Industry speakers at Business Telecom 2000 in New York urged vendors and corporations to rev up development of the applications and services that will define the broadband Internet experience that users are now looking for.
“The holy war now is not between DSL and cable, but between broadband and narrowband services,” said Solomon Trujillo, former head of Denver-based US West Inc.
With Trujillo at the helm, US West aggressively ramped up separate cable and DSL infrastructures before the company was gobbled up in a merger with Denver-based Qwest.
Trujillo said both broadband technologies soon would overcome the major hurdles standing in the way of massive deployment.
For cable, those are mostly security issues around its shared infrastructure. For DSL, there are serious implications now tied to its distance limitations.
“In three to four years, everything will be different. There will be more predictable bandwidth. And for DSL, especially, that will be important,” Trujillo said.
Trujillo’s maturation-of-broadband theme played right into the conference’s second keynote speech, where former Microsoft chief financial officer Greg Maffei elaborated on his vision of the next-generation networking cycle.
Maffei
– now CEO of Seattle-based 360 Networks – also said developing broadband infrastructures will fuel rich, deep, consumer and business Internet services.
“Once users don’t need to dial up, the amount of time they will spend on the Internet will go up and the amount of services they will consume will go up dramatically,” Maffei said.

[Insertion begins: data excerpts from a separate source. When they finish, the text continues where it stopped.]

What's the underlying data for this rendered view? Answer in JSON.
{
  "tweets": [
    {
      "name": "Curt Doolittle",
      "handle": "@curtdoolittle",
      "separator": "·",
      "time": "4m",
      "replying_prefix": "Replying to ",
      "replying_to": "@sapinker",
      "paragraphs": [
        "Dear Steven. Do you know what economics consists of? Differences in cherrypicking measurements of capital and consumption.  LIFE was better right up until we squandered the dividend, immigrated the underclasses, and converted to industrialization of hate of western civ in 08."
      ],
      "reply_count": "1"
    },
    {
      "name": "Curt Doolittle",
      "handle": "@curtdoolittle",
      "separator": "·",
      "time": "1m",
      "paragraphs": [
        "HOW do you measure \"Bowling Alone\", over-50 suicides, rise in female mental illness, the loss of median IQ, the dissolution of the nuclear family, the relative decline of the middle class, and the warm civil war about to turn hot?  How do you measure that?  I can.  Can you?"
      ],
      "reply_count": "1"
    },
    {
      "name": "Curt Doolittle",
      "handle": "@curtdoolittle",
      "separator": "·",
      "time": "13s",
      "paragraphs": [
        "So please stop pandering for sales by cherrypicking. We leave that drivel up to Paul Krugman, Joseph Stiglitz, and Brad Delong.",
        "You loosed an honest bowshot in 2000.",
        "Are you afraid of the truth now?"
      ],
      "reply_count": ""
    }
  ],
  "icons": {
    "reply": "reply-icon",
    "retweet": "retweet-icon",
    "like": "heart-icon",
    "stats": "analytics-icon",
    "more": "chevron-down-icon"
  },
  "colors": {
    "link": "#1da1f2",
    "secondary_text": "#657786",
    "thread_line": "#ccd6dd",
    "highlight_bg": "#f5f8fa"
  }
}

Ticking off a list of ingredients in the networking world to come, Maffei called for continued acceleration of data traffic and an “explosion” of network services.
Maffei also said the telecommunications industry, like the hardware and software sectors, will become increasingly horizontal.
On Thursday, conference keynote speaker Anthony Craig -chairman and CEO of New York-based bandwidth trading company Arbinet-thexchange – will elaborate on the future of telecommunications, predicting that bandwidth will become more of a commodity.
In an interview before his conference address, Craig detailed the steps now leading up to more corporate use of such exchanges.
First, corporations will look to bandwidth exchanges as a way to take on additional capacity for select applications and as a means to handle overflow demand. Increasingly, that will lead to the use of exchanges for select applications.
“The easiest example of corporate use of the exchange is videoconferencing,” Craig said.
Using an exchange, enterprises could now buy the capacity at the prescribed time at an auction-rate price.
Now standing in the way of widespread corporate use of bandwidth exchanges is the lack of a way to measure bandwidth so it can change hands as a commodity. Currently, trading operates mostly with carriers offering up batches of minutes – be those voice, data, or fax.
“Right now there is no standard for the unit or for how to count how big a packet is and how to trade that,” Craig said.
Several networking start-up companies are aiming to come up with ways of divvying up traffic to broaden trading possibilities.